Superheroes VS The Bomb

But that, like, totally wouldn’t be dramatic enough!

Porcupine Pete (from the Legion of Substitute Heroes) could… ummm… soil his uniform.

Yeah if it did go off, you’d end up with 50 new superheroes.

And obviously, it would pose no difficulty for Squirrel Girl.

Squirrel Girl could just text Doctor Doom: “Want to destroy a nuke? Or would you rather get a visit from… a posse of squirrel sidekicks?”

That was written by Frank ‘Superman is a pussy, unlike my god Batman’* Miller**. It doesn’t actually reflect Superman as he’s written by anybody else (save for early John Byrne).

Superman has been known to sit inside the core of stars. A human-built nuke wouldn’t scratch him.

*‘…whorewhorewhorewhore’

** To be fair, this is before he became a total hack, but DKR was already showing his tendencies.

I remember one book where the protagonist, not being a superhero, disabled the bomb by firing his machine gun into it.

Ultimately, it will come down to either the Atom (DC Universe) or Hawkeye (Marvel Universe) who will stop the bomb and save the day, because it is a cliche that a truly great threat can only be stopped by the “weakest” (or most human) of the heroes. (Within limits. Nobody’s gonna call for Porcupine Pete. Or the Red Bee. Or the Nick Fury LMD.)

I stand corrected.

Or perhaps more appropriately, is that so I was wrong.

DKR was around the same time as Byrne’s Superman…reading it at the time I had no problem with DKR, as it made sense given Byrne.

Those aren’t bad choices

Atom can shrink into the electronics and disable it (with one second left on the clock!) Hawkeye immediately pulls his electrical arrow and shorts the mechanism (with one second left). I haven’t even heard of Red Bee, but Porcupine Pete somehow saves the day through a hilariously contrived coincidence, while Nick Fury (LMD) probably knows the exact shutdown code. and enters it… with with one second left.

What’s “LMD” stand for, in a Fury context?

Life Model Decoy. Nick Fury uses lots of James-Bond-style gadgets, but his signature move is revealing that you didn’t kill him, but his lookalike mechanical stand-in.

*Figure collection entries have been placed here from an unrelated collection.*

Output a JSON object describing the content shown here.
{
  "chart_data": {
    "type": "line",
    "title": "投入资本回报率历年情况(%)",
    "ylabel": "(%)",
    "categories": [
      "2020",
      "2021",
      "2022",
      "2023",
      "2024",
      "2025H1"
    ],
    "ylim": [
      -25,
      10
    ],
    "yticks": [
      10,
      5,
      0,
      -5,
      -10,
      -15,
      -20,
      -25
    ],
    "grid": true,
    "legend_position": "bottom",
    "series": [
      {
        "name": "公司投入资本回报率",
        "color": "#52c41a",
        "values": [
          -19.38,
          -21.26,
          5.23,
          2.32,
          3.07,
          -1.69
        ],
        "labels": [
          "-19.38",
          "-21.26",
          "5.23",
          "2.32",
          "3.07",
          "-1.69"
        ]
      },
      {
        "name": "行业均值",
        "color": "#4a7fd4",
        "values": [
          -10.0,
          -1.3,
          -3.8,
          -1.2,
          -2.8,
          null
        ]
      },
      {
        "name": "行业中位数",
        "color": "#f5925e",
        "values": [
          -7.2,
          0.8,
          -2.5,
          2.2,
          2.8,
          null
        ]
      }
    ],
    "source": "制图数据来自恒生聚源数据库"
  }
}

Adam West Batman naturally just pulls out a can of Anti-Nuclear Bat-Spray from his utility belt.

Note that since the bomb only has three seconds left on the clock when they find it, that’s not nearly as contrived as it usually is.

The original Captain Marvel covered the issue of Nuclear War at a shockingly early date-- October, 1946!
Full comic –

He can easily absorb it. The only issue is, does it pass his energy threshold. If it does, he does a time jump, the more energy be absorbs, the longer be jumps.

Holy Crapoly, that was grim.
“The Battle of the Atoms!” from Superman #38, (Jan-Feb 1946) has an atomic-energy theme - Lex Luthor has a ray that can speed up atomic reactions (or whatever) and make solid objects melt. At the climax of the story, he hurls an “atomic bomb” about the size of a large spool of thread at Superman. Superman survives the blast casually, protecting Luther from it, to Luthor’s disbelief. To my knowledge, this was the first instance of Superman surviving a nuclear explosion - assuming we don’t count his childhood escape from Krypton.

Can any version of Gambit’s powers work in reverse? Since he can charge up an objects potential energy to make it explode, could he in someway reverse the energy blast of the explosion to basically make it not blow up when it does? Or is that just me wanting Gambit to be even more awesome than I think he is?

Could one of the Invisible Woman’s force fields be strong enough to contain such a blast? Or (and this is probably ridiculous) Cap’s shield?

If he thought ahead, Superman could project it into the Phantom Zone. Then it is Lex Luthor’s problem.